Knapp to be next East Windsor athletic director

EAST WINDSOR — Robert Knapp can be intimidating at first. The new East Windsor High School athletic director is a pretty big guy.

But when he smiles and starts talking about coaching, about helping kids enjoy sports through the prism of the high school experience and about giving back to the community, it’s clear he is up to the task of leading the Panthers’ athletic department. He is also approachable and friendly.

“For me, just trying to get my feet on the ground,” Knapp, who coached the East Windsor freshman boys basketball team, said. “Here, I have only coached a winter sport.
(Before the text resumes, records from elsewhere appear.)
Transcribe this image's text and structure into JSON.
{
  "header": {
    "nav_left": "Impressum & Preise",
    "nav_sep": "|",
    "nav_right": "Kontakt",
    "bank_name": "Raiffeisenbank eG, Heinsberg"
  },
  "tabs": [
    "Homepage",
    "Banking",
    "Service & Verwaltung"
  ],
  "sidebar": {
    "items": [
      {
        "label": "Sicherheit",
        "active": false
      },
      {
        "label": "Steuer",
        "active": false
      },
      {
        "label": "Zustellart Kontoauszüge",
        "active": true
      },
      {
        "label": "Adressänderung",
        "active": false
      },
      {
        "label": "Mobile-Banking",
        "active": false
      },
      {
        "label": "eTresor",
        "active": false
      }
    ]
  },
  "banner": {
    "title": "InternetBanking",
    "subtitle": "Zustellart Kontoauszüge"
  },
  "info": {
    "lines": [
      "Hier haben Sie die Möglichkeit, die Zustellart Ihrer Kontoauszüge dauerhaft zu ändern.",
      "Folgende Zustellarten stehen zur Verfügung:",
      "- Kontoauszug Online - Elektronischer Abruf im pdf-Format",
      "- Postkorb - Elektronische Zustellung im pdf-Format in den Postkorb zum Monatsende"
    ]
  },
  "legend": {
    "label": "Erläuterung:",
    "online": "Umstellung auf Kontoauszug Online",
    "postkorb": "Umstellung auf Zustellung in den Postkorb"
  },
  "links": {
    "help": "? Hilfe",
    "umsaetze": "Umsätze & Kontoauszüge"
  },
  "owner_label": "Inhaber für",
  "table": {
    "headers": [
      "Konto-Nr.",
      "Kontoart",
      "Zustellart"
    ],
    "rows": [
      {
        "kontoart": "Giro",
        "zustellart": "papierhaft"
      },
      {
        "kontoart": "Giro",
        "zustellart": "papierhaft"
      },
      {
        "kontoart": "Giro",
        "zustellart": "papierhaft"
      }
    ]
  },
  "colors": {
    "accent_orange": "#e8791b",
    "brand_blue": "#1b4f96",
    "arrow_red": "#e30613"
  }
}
I am scheduled to meet with all the coaches this week, trying to understand what their biggest hurdles are. I know the numbers are very difficult. Giving back to the community is a big deal as well. Having the soccer kids going back to the youth programs, basketball players too. We want to take a little bit of time in the season to give back, and hopefully at the same time improve the numbers.”

No stranger to crunching the numbers, Knapp was on the other side of the spectrum dealing with almost three dozen kids as a coach for the Fermi JV boys soccer team.

“As a coach there is some dealing with the faculty,” Knapp said, “not a lot. But in soccer and basketball I was able to talk to the parents. At Fermi I had large numbers, 32 kids on the JV team. Managing practice by yourself is a good learning experience. Here, sometimes the numbers are strong, it is tough sometimes to get a JV team.”

Knapp also has coached soccer at East Windsor and was originally hired by predecessor Brian Maltese.

As an athletic director, Knapp also intends to instill a sense of pride and purpose in the Panthers, no matter what sport they are playing.

“They need to understand they are representing the school,” Knapp said. “Kids have to be in the team mentality, ready to sacrifice for fellow teammates. The schoolwork is important, progress reports are important, and we want to find a balance. If a kid is struggling in class, they have to enjoy the experience and understand [sports] are part of the high school experience. Only five or six percent of high school athletes play at the next level.”